WHY IS this a "tension"? For reasons best known to himself, Alsup apparently finds it self- evident that Mary, having run to summon the disciples, would not have returned with them (perhaps lagging a little behind) to the tomb. One would have thought that natural curiosity would prompt her to do precisely that: Perhaps the two men would be able to find out where the body had been taken!

Second, Alsup asserts that the "race story" "reflects a subsequent development by placing Peter (and the other disciple) at the grave and making him (them) the voice of apostolic authority." But by what stretch of the imagination can this be called an exegetical argument? Alsup is not here drawing out the meaning of the text; he is making the judgment that what it clearly means is not credible as history. That is a philosophical judgment which has nothing to do with Alsup’s professional sphere of competence in ancient languages and literature.

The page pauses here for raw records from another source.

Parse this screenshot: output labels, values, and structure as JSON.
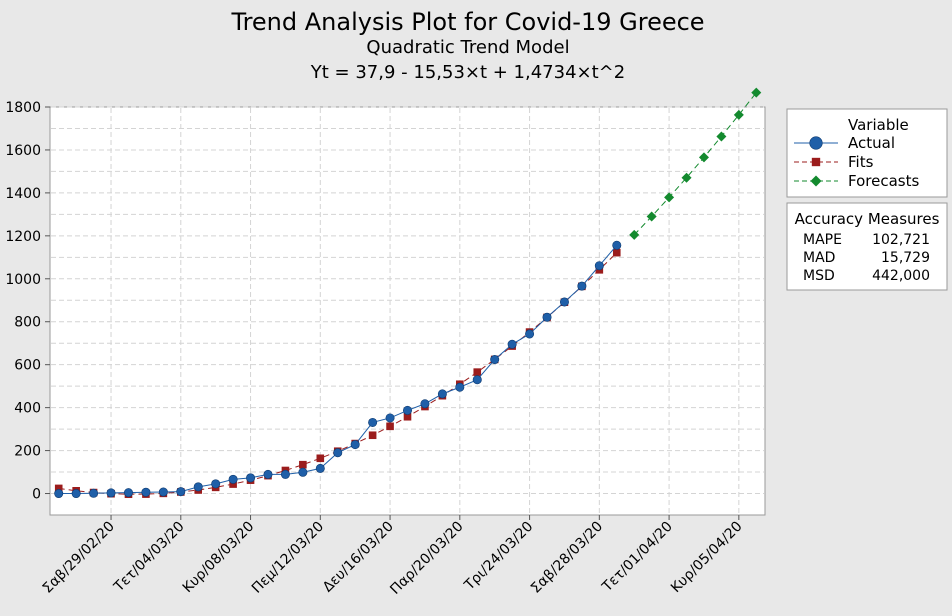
{
  "chart_data": {
    "type": "line",
    "title": "Trend Analysis Plot for Covid-19 Greece",
    "subtitle": "Quadratic Trend Model",
    "equation": "Yt = 37,9 - 15,53×t + 1,4734×t^2",
    "xlabel": "",
    "ylabel": "",
    "ylim": [
      -100,
      1800
    ],
    "xlim": [
      0.5,
      41.5
    ],
    "yticks": [
      0,
      200,
      400,
      600,
      800,
      1000,
      1200,
      1400,
      1600,
      1800
    ],
    "x_ticks": [
      {
        "t": 4,
        "label": "Σαβ/29/02/20"
      },
      {
        "t": 8,
        "label": "Τετ/04/03/20"
      },
      {
        "t": 12,
        "label": "Κυρ/08/03/20"
      },
      {
        "t": 16,
        "label": "Πεμ/12/03/20"
      },
      {
        "t": 20,
        "label": "Δευ/16/03/20"
      },
      {
        "t": 24,
        "label": "Παρ/20/03/20"
      },
      {
        "t": 28,
        "label": "Τρι/24/03/20"
      },
      {
        "t": 32,
        "label": "Σαβ/28/03/20"
      },
      {
        "t": 36,
        "label": "Τετ/01/04/20"
      },
      {
        "t": 40,
        "label": "Κυρ/05/04/20"
      }
    ],
    "grid": true,
    "legend_position": "right",
    "legend_title": "Variable",
    "series": [
      {
        "name": "Actual",
        "color": "#1f5fa8",
        "marker": "circle",
        "line": "solid",
        "x": [
          1,
          2,
          3,
          4,
          5,
          6,
          7,
          8,
          9,
          10,
          11,
          12,
          13,
          14,
          15,
          16,
          17,
          18,
          19,
          20,
          21,
          22,
          23,
          24,
          25,
          26,
          27,
          28,
          29,
          30,
          31,
          32,
          33,
          34
        ],
        "values": [
          0,
          0,
          1,
          3,
          4,
          6,
          7,
          9,
          31,
          45,
          66,
          73,
          89,
          89,
          99,
          117,
          190,
          228,
          331,
          352,
          387,
          418,
          464,
          495,
          530,
          624,
          695,
          743,
          821,
          892,
          966,
          1061,
          1156,
          null
        ]
      },
      {
        "name": "Fits",
        "color": "#9b1c1c",
        "marker": "square",
        "line": "dashed",
        "x": [
          1,
          2,
          3,
          4,
          5,
          6,
          7,
          8,
          9,
          10,
          11,
          12,
          13,
          14,
          15,
          16,
          17,
          18,
          19,
          20,
          21,
          22,
          23,
          24,
          25,
          26,
          27,
          28,
          29,
          30,
          31,
          32,
          33
        ],
        "values": [
          23.8,
          12.7,
          4.5,
          -0.8,
          -3.2,
          -2.7,
          0.8,
          7.2,
          16.5,
          28.8,
          44.0,
          62.2,
          83.3,
          107.3,
          134.3,
          164.1,
          197.0,
          232.7,
          271.4,
          313.0,
          357.6,
          405.1,
          455.6,
          508.9,
          565.3,
          624.5,
          686.7,
          751.9,
          819.9,
          891.0,
          964.9,
          1041.8,
          1121.7
        ]
      },
      {
        "name": "Forecasts",
        "color": "#138a2e",
        "marker": "diamond",
        "line": "dashed",
        "x": [
          34,
          35,
          36,
          37,
          38,
          39,
          40,
          41
        ],
        "values": [
          1204.5,
          1290.3,
          1379.0,
          1470.7,
          1565.3,
          1662.9,
          1763.5,
          1867.0
        ]
      }
    ],
    "accuracy_measures": {
      "title": "Accuracy Measures",
      "rows": [
        {
          "label": "MAPE",
          "value": "102,721"
        },
        {
          "label": "MAD",
          "value": "15,729"
        },
        {
          "label": "MSD",
          "value": "442,000"
        }
      ]
    }
  }
}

His "logic" seems to be roughly as follows: "If women alone were the sole original witnesses to the empty tomb, this later would have become an embarrassment to the early Church. Apostolic witnesses would be of much better apologetic value and therefore naturally would be invented. Now in fact we find apostolic witnesses in the final, canonical text therefore they never existed and were invented by the Church community or perhaps by the evangelists."

THIS KIND of form-critical argument depends for its plausibility on anti-miraculous assumptions. If we take it as obvious that (a) the first-century Church leaders responsible for guarding and transmitting an authorized tradition about Jesus were not interested in preserving substantial historical accuracy, (b) no reports of the raising of a dead body are ever to be believed, (c) no stories of angels appearing are ever to be believed, (d) of two accounts of an angelic appearance or miracle, that with more emphasis on marvelous detail (e.g., two angels instead of one, or a mention of how resplendent the angel was) is to be regarded as the later version, and (e) any narrative which would have had apologetic value to the early Church cannot be regarded as historical - if we first accept all these assumptions, then Alsup’s kind of exegesis, which is the predominant trend in contemporary biblical scholarship, would start to look fairly plausible.

But since the assumptions are arbitrary and unscientific, the resultant commentary on the text - and even more so the attempted reconstructions of history based on it, such as that by Schillebeeckx - must be judged to have no more value than that of the purest speculation or guesswork, unsupported by a shred of real evidence.


Rev. Brian W. Harrison teaches theology at the Catholic University of Puerto Rico. An Australian and a convert, he is the associate editor of Living Tradition, from which this three-part series is adapted.